Democracy Gone Astray

Democracy, being a human construct, needs to be thought of as directionality rather than an object. As such, to understand it requires not so much a description of existing structures and/or other related phenomena but a declaration of intentionality.
This blog aims at creating labeled lists of published infringements of such intentionality, of points in time where democracy strays from its intended directionality. In addition to outright infringements, this blog also collects important contemporary information and/or discussions that impact our socio-political landscape.

All the posts here were published in the electronic media – main-stream as well as fringe, and maintain links to the original texts.

[NOTE: Due to changes I haven't caught on time in the blogging software, all of the 'Original Article' links were nullified between September 11, 2012 and December 11, 2012. My apologies.]

Tuesday, June 07, 2011

When the axe falls, will the streets fill with protests?

This is the budget that sets the clock ticking. In nine months, the alarm will sound and the real drama of this Parliament will begin.

Then we will see what a majority Conservative government looks like, and whether what activist Jamie Biggar calls “the public voice” is still alive in the land.

Budget 2011 version 2.0 is not, as Finance Minister Jim Flaherty suggests, a simple rehashing of the March 22 budget. There is one very large change.

It commits the Conservative government to eliminating the federal deficit in 2014-15, one year earlier than planned. For most governments, advancing a deficit-reduction target would be agony. It will hurt here as well.
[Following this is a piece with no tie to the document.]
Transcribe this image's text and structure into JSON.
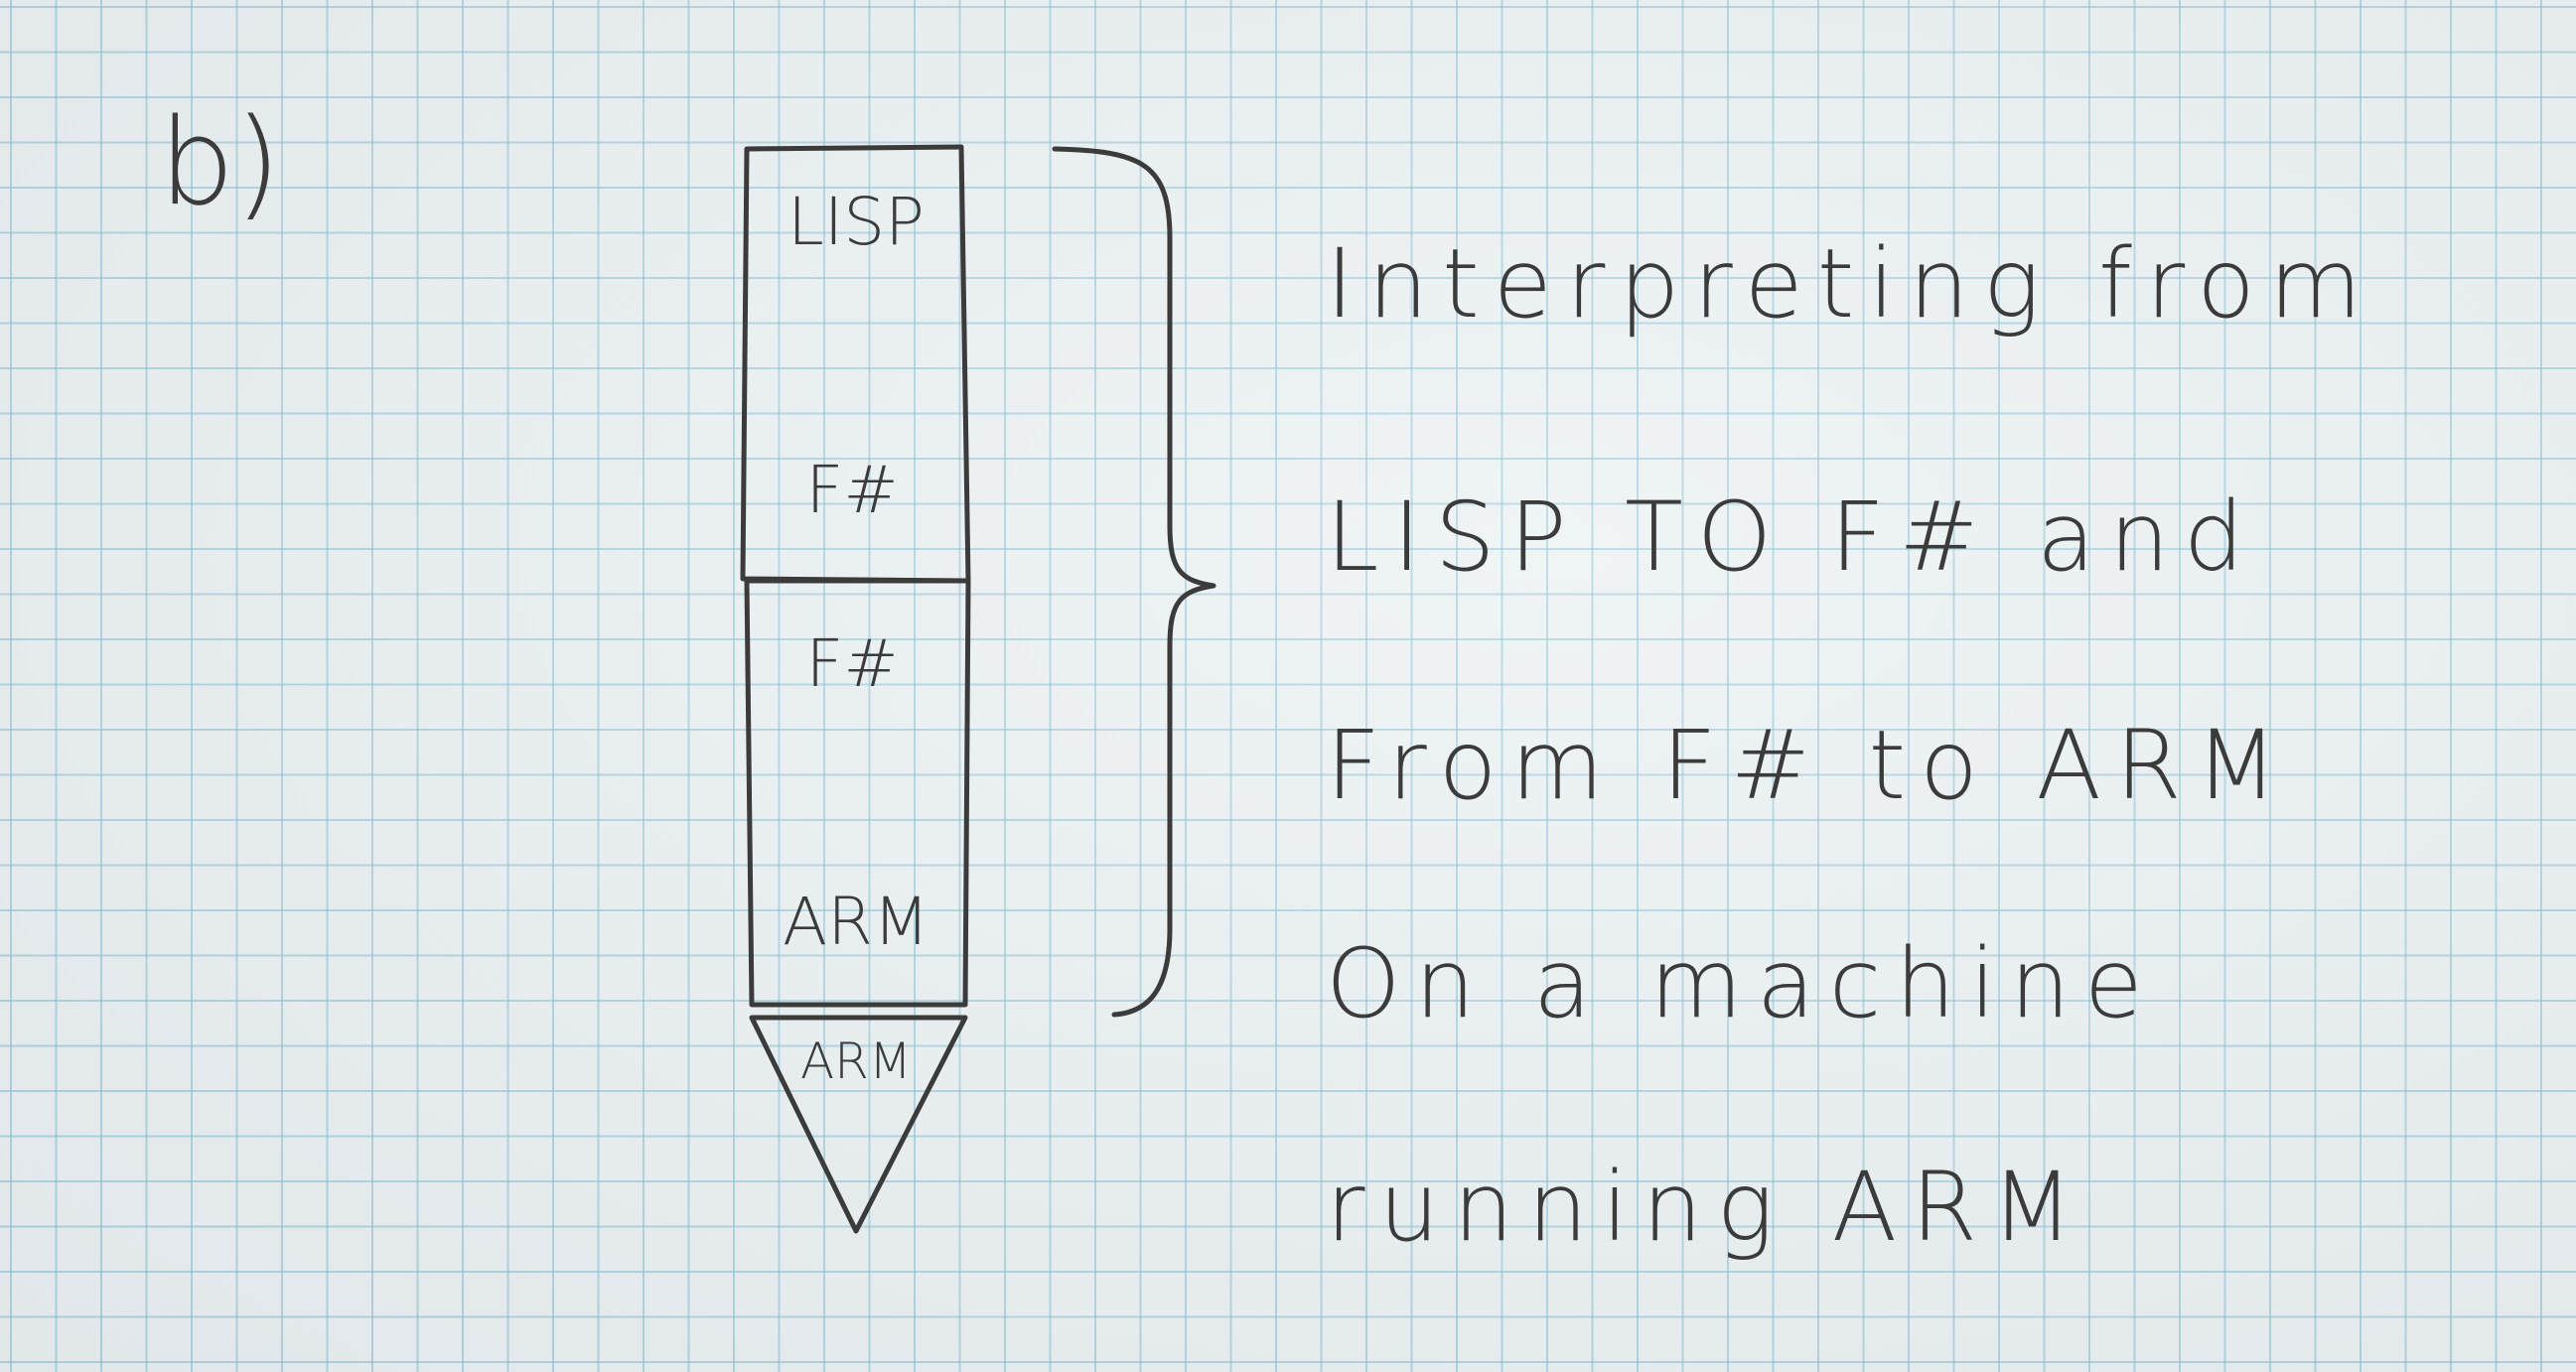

“Is it challenging to do? It’s challenging to do,” Finance Minister Jim Flaherty acknowledged at his news conference on Monday. “Is it doable? Absolutely doable.”

The challenge is particularly acute because the Conservatives are committed to preserving or increasing spending over the coming years on health and social transfers, equalization transfers, funding for native Canadians, at least some funding for cities, and defence. They know that any major cuts in direct services to people, provinces or the military could lead to a sharp and permanent loss in popular support.

What does that leave? It leaves civil-service jobs. Culture. Environment. Agriculture and fisheries. Parks. Immigration training and settlement. Regional economic development.
An $80-billion aggregate budget must lose $4-billion, or 5 per cent, with no allowance for inflation. In some places, cuts will be severe. And those who are affected will fight back.

In the past, when governments have swung the axe aggressively to save money, people have taken to the streets. Labour has brought its workers to the lawns of legislatures. Brian Mulroney and Mike Harris faced major demonstrations and public-servant strikes.

But people don’t seem to demonstrate against the Harper government, apart from the odd smatterings of curmudgeons who show up at this event or that. The unpleasantness at the G20 summit last June was more about globalization in general.